Hypnotherapy can be applied individually and in groups with equal success. The latter makes hypnotherapy accessible to many more IBS patients and significantly reduces costs.

IBS (irritable bowel syndrome) is a persistent and difficult to treat condition that can seriously affect the quality of life. Worldwide, about one in five people suffer from the symptoms of this condition, such as bloating, abdominal pain, diarrhea and constipation. For many sufferers, drug and dietary treatments are not successful. Psychological interventions have previously been proven effective, but are only applied on a small scale due to a shortage of trained therapists. In addition, the studies that demonstrate effect have been conducted in highly specialized tertiary centers, while most IBS patients are treated in primary and secondary care (by/via the general practitioner and in the hospital).
Eleven hospitals
For the IMAGINE study, led by (non-practicing) clinical psychologist and psychotherapist Carla Flik, 354 adults with IBS were recruited, who had been referred by general practitioners and specialists to eleven hospitals throughout the Netherlands. Three hundred subjects were randomly selected for one of three treatment options: six hypnotherapy sessions spread over twelve weeks. 150 patients received 45-minute individual sessions and 150 patients received 60-minute group sessions (six patients). The remaining 54 subjects (the control group) received six 60-minute sessions with information and supportive therapy. They were given a detailed explanation of IBS, the complaints, thoughts about the complaints, coping mechanisms, limitations and avoidance behavior, and the effects on social relationships. The guidelines on nutrition and the benefits of exercise were also discussed, and an explanation was given of the stress system and how to deal with stress.
Immediately after the treatment and another nine months later, the subjects assessed whether they had experienced sufficient relief from their complaints. Furthermore, the severity of symptoms, quality of life, psychological symptoms, dysfunctional cognitions, self-efficacy and health costs and sickness absence were measured.

Satisfactory relief
The results show that many more subjects from the two hypnotherapy groups reported satisfactory relief immediately after the treatment than those receiving information and supportive therapy. And this benefit still increased 9 months after the treatment. Although the symptoms did not affect the subjects in hypnotherapy as much, the severity of the symptoms did not appear to differ significantly from those of the control group. It seems that hypnotherapy in IBS patients in primary and secondary care works mainly through the way of thinking and internal coping mechanisms. Carla Flik: "We do not yet know exactly how bowel-focused hypnotherapy works, but hypnotherapy can give patients more control over their autonomous body processes. This allows them to better cope with pain and better regulate the functioning of their intestines."
The treatment with hypnotherapy was given by trained psychologists. They used positive visualizations, presenting patients with images to gain control over their digestive system and reduce pain and discomfort. Patients were also given a CD so they could practice self-hypnosis exercises at home for 15-20 minutes every day.

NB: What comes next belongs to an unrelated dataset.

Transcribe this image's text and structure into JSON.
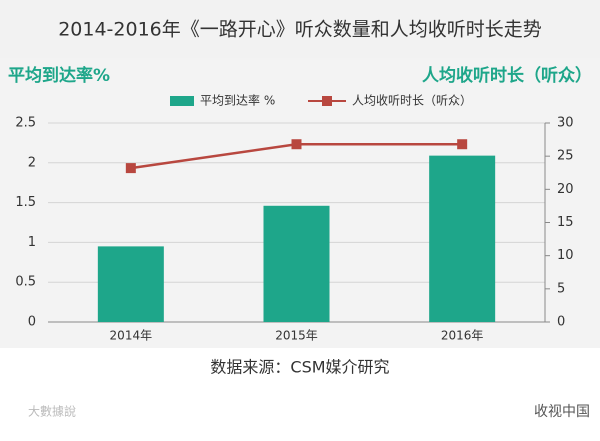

"Our study shows that hypnotherapy is a potential treatment for patients with IBS, regardless of the severity of the symptoms and the subtype of IBS," Carla says. "It is also promising to see that group hypnotherapy is just as effective as individual sessions, which may enable more people to be treated with it at a lower cost. Our findings are promising but more research is needed to find out which number of hypnotherapy sessions is optimal, what effect the patient's expectations may have on the outcome of the treatment and to what extent the results of hypnotherapy are influenced by the severity of the patient's psychological complaints."